We sought to describe the epidemiology, serologic findings, and therapeutic choices in patients with coexistent psoriasis/psoriatic arthritis and LE and to determine the risk of lupus flares with TNF-α inhibitors.

Methods

We performed a retrospective multicenter study of patients given the diagnoses of psoriasis (or psoriatic arthritis) and lupus erythematosus (systemic LE or cutaneous LE, including either subacute cutaneous LE or discoid LE) at 2 academic tertiary-care centers.

Results

A total of 96 patients with a mean age of 56 years was included. We report higher-than-expected rates of white race and psoriatic arthritis.
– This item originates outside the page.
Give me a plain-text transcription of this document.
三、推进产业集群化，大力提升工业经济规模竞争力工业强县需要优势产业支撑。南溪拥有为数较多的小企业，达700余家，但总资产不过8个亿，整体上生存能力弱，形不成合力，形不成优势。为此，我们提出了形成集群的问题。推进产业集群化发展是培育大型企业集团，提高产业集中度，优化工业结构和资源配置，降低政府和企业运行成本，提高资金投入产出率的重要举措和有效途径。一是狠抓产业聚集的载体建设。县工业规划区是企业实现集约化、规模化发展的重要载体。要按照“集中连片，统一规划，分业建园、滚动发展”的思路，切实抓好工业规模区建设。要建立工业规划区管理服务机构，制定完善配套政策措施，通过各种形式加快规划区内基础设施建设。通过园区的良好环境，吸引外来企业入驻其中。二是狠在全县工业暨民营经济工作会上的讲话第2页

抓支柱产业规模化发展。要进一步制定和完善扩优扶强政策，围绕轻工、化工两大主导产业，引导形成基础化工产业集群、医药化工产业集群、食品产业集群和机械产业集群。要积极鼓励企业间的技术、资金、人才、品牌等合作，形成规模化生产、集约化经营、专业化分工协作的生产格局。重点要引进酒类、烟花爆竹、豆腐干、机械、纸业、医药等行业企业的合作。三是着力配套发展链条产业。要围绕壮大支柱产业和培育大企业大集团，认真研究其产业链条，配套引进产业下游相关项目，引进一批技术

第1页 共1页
One clinical lupus flare was observed in a patient receiving a TNF-α inhibitor, resulting in an incidence of 0.92% lupus flares per patient-year of TNF-α inhibitor use.

Limitations

Retrospective chart review, small sample size, and limited documentation.

Conclusion

Anti–TNF-α agents, ustekinumab, and abatacept may be valid treatment options for patients with concomitant LE and psoriasis. Clinical lupus flares in LE patients treated with TNF-α inhibitors were infrequent.

The full text of this article is available in PDF format.

Key words : psoriasis, lupus erythematosus, tumor necrosis factor alfa

Abbreviations used : ANA, dsDNA, DLE, LE, Ps, PsA, SCLE, SLE, TNF-α



 Funding sources: None.
 Conflicts of interest: None declared.